Genetic Algorithms allow you to explore a space of parameters to find solutions that score well according to a “fitness function”. They are a way to implement function optimization: given a function g(x) (where x is typically a vector of parameter values), find the value of x that maximizes (or minimizes) g(x). This is an unsupervised learning problem—the right answer is not known beforehand. For pathfinding, given a starting position and a goal, x is the path between the two and g(x) is the cost of that path. Simple optimization approaches like hill-climbing will change x in ways that increase g(x). Unfortunately in some problems, you reach “local maxima”, values of x for which no nearby x has a greater value of g, but some faraway value of x is better. Genetic algorithms improve upon hill-climbing by maintaining multiple x, and using evolution-inspired approaches like mutation and cross-over to alter x. Both hill-climbing and genetic algorithms can be used to learn the best value of x. For pathfinding, however, we already have an algorithm (A*) to find the best x, so function optimization approaches are not needed.

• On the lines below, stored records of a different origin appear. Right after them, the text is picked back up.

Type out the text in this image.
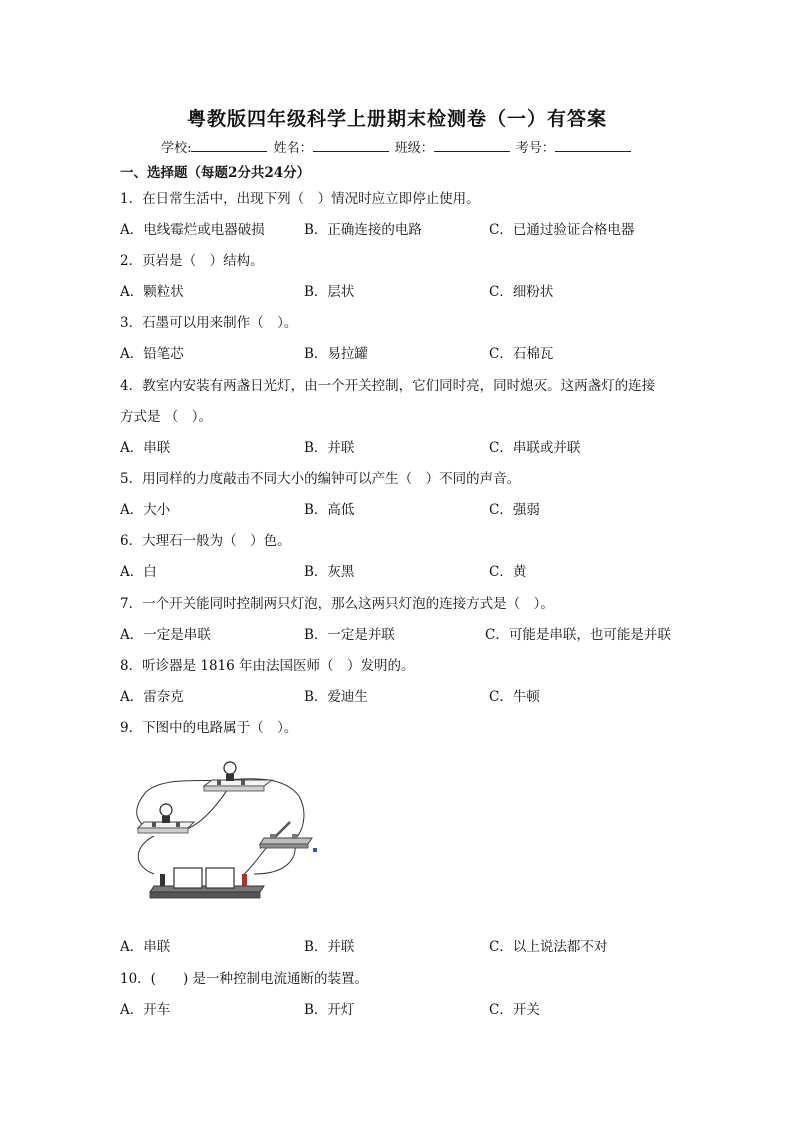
粤教版四年级科学上册期末检测卷（一）有答案
学校:	姓名：	班级：	考号：
一、选择题（每题2分共24分）
1．在日常生活中，出现下列（　）情况时应立即停止使用。
A．电线霉烂或电器破损	B．正确连接的电路	C．已通过验证合格电器
2．页岩是（　）结构。
A．颗粒状	B．层状	C．细粉状
3．石墨可以用来制作（　）。
A．铅笔芯	B．易拉罐	C．石棉瓦
4．教室内安装有两盏日光灯，由一个开关控制，它们同时亮，同时熄灭。这两盏灯的连接
方式是 （　）。
A．串联	B．并联	C．串联或并联
5．用同样的力度敲击不同大小的编钟可以产生（　）不同的声音。
A．大小	B．高低	C．强弱
6．大理石一般为（　）色。
A．白	B．灰黑	C．黄
7．一个开关能同时控制两只灯泡，那么这两只灯泡的连接方式是（　）。
A．一定是串联	B．一定是并联	C．可能是串联，也可能是并联
8．听诊器是 1816 年由法国医师（　）发明的。
A．雷奈克	B．爱迪生	C．牛顿
9．下图中的电路属于（　）。
A．串联	B．并联	C．以上说法都不对
10．(　　) 是一种控制电流通断的装置。
A．开车	B．开灯	C．开关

Genetic Programming takes genetic algorithms a step further, and treats programs as the parameters. For example, you would breeding pathfinding algorithms instead of paths, and your fitness function would rate each algorithm based on how well it does. For pathfinding, we already have a good algorithm and we do not need to evolve a new one.
It may be that as with neural networks, genetic algorithms can be applied to some portion of the pathfinding problem. However, I do not know of any uses in this context. Instead, a more promising approach seems to be to use pathfinding, for which solutions are known, as one of many tools available to evolving agents.
Like genetic algorithms, Reinforcement Learning is an unsupervised learning problem. However, unlike genetic algorithms, agents can learn during their lifetimes; it’s not necessary to wait to see if they “live” or “die”. Also, it’s possible for multiple agents experiencing different things to share what they’ve learned. Reinforcement learning has some similarities to the core of A*. In A*, reaching the end goal is propagated back to mark all the choices that were made along the path; other choices are discarded. In reinforcement learning, every state can be evaluated and its reward (or punishment) is propagated back to mark all the choices that were made leading up to that state. The propagation is made using a value function, which is somewhat like the heuristic function in A*, except that it’s updated as the agents try new things and learn what works. One of the key advantages of reinforcement learning and genetic algorithms over simpler approaches is that there is a choice made between exploring new things and exploiting the information learned so far. In genetic algorithms, the exploration via mutation; in reinforcement learning, the exploration is via exlicitly allowing the probability of choosing new actions.
As with genetic algorithms, I don’t believe reinforcement learning should be used for the pathfinding problem itself, but instead as a guide for teaching agents how to behave in the game world.